Or strictly speaking one of the three Armada Portraits, as there are three surviving versions. This one is currently on display in the Plymouth City Art Gallery called in these dumbed down times, The Box.


All three are thought to have been painted at around the same time, shortly after the great defeat of the Spanish invasion of 1588. This is thought to be the most original survivor with the one in the Queen's House in Greenwich having had some later overpainting of the maritime sections at the back while the one in The National Gallery has been cut down to a portrait format. This painting normally hangs in Woburn Abbey but is on loan during restoration works at the abbey.

Most images anyone has ever made of Elizabeth I since her reign have been influenced by these portraits.
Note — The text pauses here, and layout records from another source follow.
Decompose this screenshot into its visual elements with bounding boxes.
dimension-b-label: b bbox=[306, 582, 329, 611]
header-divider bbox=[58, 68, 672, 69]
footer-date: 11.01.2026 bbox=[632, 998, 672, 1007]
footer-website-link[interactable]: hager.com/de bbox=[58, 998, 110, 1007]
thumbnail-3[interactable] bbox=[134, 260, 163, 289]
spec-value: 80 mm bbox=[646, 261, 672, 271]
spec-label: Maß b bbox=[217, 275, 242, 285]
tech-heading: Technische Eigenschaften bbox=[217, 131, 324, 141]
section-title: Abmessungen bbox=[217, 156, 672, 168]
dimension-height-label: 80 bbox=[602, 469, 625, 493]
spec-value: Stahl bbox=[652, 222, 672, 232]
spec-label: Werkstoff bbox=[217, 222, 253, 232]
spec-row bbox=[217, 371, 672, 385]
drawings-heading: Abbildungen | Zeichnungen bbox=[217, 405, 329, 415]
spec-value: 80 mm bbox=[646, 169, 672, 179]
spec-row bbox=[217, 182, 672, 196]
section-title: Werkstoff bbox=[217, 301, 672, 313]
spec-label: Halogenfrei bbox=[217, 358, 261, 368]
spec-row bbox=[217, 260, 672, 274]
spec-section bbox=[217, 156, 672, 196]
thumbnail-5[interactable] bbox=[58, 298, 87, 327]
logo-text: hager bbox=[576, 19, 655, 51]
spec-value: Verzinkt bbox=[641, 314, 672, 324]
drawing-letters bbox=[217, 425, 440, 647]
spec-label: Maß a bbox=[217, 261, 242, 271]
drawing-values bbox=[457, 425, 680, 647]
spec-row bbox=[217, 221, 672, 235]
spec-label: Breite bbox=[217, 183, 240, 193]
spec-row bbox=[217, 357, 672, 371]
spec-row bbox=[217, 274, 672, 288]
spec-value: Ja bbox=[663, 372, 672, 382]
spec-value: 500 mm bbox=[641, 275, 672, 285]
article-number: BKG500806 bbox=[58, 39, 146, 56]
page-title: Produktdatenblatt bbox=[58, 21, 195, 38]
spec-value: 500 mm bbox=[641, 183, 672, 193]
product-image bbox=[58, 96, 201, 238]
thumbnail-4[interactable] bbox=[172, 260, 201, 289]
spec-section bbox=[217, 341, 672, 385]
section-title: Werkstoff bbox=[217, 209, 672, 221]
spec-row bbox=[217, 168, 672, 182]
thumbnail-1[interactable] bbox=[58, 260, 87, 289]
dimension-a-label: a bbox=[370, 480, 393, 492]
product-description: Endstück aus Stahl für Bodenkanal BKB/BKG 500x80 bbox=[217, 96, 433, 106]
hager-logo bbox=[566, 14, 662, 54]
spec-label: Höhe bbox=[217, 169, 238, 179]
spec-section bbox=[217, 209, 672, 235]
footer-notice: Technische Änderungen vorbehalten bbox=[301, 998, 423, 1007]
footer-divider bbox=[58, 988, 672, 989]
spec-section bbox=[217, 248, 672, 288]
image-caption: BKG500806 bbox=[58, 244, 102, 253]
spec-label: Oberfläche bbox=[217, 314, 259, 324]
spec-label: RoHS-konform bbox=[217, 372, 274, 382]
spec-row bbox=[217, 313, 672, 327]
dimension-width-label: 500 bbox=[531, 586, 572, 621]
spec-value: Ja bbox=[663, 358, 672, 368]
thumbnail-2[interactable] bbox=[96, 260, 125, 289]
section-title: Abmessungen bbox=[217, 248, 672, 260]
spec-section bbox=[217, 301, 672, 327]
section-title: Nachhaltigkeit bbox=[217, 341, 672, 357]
It was common in that period for one portrait to be made and then for copies to be made of that portrait. This is why there are three survivors. There were more than likely many more which were lost. For example paintings were made to give as gifts to loyal courtiers or to foreign ambassadors. It is not known for sure who painted any of the three versions.

Also on display next to the portrait is the original Drake Charter of 1587 with its intact wax seal. This warrant from the Queen shows her support for his exploits. She placed Sir Francis Drake in charge of a fleet that set sail "for the honor and saftie of our Realmes and Domynions". The fleet set out from Plymouth to attack, loot and destroy the Spanish naval forces assembling at the Spanish port of Cadiz, a year before the Armada ultimately set sail. This attack became known as the "Singeing of the King of Spain's Beard".


After various engagements with the English Fleet in the English Channel, the Armada made it as far as Calais but were attacked by Drake at night who used fire ships to split up and weaken the fleet. The battle continued for some days as the ships were blown into the North Sea. The Spanish were outmanoeuvred and lost more ships and men. Those that escaped had to do so via the dangerous route travelling north of Scotland and around the Irish coast.